NEW YORK (AP) — A last-minute surge in spending seems to have saved the holiday shopping season for stores.
Major retailers including Costco, Gap and Nordstrom on Thursday reported better-than-expected revenue in December. That comes as a relief for stores that can make up to 40 percent of their annual revenue during the winter holiday shopping period that runs from November through the end of December.
Americans initially spent cautiously during the holiday season because of the damage after Superstorm Sandy. Then they were consumed by fears about the possibility of the U.S. economy falling off the "fiscal cliff," triggering massive budget cuts and tax increases that would mean much less money in their pockets. But they loosened their purse strings in the final shopping days of the year.
Twenty retailers reported that revenue at stores open at least a year — a figure that indicates a retailers' health — rose an average of 4.5 percent in December compared with the year-ago period, according to the International Council of Shopping Centers.

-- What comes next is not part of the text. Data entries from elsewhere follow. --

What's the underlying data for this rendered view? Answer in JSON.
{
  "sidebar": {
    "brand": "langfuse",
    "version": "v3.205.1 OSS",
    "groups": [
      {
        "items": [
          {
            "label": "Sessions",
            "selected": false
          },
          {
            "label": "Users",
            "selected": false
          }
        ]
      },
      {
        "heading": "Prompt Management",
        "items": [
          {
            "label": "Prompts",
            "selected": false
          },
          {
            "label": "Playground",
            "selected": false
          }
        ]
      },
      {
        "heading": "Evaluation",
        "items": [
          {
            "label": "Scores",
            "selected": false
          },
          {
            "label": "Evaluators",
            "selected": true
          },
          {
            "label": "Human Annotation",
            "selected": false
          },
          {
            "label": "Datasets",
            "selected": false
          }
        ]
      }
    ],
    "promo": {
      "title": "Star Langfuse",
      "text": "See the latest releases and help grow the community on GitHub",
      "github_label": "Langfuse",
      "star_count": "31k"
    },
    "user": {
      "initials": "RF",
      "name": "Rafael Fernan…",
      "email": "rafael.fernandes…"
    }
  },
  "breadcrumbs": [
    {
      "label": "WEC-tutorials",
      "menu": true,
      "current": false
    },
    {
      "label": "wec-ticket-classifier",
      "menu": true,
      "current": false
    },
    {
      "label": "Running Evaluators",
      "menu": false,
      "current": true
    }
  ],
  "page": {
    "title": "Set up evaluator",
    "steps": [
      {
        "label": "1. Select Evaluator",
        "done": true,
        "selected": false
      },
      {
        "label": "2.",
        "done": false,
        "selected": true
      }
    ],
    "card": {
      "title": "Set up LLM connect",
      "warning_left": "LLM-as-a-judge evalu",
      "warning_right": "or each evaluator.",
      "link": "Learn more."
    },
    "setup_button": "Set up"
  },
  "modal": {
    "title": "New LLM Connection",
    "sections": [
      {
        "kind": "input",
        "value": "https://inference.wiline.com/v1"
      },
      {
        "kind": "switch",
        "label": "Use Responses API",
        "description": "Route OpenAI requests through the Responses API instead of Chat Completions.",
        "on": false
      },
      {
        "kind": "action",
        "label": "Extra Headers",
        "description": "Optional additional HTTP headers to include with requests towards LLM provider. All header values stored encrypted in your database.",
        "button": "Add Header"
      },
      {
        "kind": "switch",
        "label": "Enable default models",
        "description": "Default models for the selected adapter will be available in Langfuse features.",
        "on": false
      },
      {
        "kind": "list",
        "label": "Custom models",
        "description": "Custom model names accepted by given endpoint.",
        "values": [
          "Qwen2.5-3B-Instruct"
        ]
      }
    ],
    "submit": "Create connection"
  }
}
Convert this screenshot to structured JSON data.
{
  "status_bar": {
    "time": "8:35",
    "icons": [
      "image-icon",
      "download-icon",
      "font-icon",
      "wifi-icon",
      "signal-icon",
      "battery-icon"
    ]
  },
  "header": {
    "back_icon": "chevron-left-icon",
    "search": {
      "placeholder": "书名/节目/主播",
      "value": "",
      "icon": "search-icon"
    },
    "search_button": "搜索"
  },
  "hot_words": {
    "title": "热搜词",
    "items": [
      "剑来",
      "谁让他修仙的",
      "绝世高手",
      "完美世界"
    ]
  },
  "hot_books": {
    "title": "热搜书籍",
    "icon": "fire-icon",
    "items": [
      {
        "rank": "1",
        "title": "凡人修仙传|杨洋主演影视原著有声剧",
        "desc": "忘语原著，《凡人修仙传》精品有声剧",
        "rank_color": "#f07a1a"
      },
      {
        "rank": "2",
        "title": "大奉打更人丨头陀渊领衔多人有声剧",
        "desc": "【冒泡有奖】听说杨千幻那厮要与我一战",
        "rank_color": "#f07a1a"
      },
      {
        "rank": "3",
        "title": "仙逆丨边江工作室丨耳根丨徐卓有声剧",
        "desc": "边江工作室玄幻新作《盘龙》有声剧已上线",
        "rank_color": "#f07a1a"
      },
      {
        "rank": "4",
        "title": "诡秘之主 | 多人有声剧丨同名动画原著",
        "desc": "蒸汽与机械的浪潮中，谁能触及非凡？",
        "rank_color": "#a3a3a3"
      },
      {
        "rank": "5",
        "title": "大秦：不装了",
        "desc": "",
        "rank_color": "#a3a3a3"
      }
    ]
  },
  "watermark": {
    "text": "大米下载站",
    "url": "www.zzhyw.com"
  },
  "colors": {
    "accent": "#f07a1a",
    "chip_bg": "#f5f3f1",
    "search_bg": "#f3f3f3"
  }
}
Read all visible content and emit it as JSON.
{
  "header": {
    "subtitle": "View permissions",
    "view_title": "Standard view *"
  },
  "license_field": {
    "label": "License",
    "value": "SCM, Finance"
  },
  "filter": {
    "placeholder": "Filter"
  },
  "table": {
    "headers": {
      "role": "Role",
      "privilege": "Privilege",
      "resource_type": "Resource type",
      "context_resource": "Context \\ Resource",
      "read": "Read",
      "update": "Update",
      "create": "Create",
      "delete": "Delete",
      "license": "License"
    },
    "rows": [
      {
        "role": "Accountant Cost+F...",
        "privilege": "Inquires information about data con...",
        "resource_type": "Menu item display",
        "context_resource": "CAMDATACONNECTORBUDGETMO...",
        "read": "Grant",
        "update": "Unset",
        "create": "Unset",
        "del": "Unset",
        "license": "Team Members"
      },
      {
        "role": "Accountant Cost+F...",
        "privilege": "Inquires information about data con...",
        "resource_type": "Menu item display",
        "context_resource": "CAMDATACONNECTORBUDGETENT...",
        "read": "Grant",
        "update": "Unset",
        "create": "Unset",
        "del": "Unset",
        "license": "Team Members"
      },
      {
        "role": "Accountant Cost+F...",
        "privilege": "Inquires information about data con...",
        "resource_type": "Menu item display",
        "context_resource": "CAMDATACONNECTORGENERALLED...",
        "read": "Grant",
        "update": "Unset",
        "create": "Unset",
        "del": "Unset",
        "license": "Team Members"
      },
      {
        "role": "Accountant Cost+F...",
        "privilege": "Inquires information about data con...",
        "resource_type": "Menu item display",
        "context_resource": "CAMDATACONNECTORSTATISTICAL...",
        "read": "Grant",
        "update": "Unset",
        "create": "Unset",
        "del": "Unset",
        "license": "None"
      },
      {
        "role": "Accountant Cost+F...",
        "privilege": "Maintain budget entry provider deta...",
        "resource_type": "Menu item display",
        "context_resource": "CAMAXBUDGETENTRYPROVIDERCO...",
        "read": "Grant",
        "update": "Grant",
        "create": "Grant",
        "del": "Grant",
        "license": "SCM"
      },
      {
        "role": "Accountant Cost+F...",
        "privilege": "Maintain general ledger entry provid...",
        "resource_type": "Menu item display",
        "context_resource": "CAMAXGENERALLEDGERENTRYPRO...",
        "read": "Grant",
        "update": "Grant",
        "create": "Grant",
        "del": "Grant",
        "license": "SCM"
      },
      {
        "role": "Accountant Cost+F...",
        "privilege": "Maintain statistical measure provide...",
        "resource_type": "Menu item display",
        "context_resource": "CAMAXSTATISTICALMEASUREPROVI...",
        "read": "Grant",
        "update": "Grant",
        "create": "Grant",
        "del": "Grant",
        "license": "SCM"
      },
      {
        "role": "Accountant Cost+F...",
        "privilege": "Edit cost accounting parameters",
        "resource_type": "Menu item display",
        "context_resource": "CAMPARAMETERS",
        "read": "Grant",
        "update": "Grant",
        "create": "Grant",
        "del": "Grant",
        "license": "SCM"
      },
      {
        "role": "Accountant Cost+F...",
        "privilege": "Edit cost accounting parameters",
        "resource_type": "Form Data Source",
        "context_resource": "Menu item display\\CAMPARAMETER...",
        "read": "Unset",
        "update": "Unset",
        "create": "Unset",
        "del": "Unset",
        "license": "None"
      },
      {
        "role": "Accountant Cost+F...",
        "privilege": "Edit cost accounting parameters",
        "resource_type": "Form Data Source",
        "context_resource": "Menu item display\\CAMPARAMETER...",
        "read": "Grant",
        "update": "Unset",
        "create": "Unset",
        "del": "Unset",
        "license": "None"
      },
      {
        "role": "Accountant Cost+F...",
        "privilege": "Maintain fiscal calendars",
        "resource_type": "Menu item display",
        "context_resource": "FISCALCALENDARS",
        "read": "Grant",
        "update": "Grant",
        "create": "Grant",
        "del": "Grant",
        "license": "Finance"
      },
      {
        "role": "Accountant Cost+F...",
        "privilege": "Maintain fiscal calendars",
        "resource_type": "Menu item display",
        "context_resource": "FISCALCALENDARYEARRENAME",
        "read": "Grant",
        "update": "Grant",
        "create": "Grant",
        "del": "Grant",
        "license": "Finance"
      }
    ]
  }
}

That's on the high end of the expected range of 4 percent to 4.5 percent. Only a small group of stores representing about 13 percent of the $2.4 trillion U.S. retail industry report monthly revenue, but the data offers a snapshot of consumer spending.
"I wouldn't be doing cartwheels that it was a particularly great or strong holiday season, but it could have been worse given the headwinds," said Ken Perkins, president of RetailMetrics, a research firm. "The government and Mother Nature were not as cooperative as retailers would have liked. But it was definitely not as bad as feared."
December's results provide a brighter picture than reports earlier in the month that proclaimed that the holiday shopping season was shaping up to be the worst since 2008 when the U.S. was in a deep recession.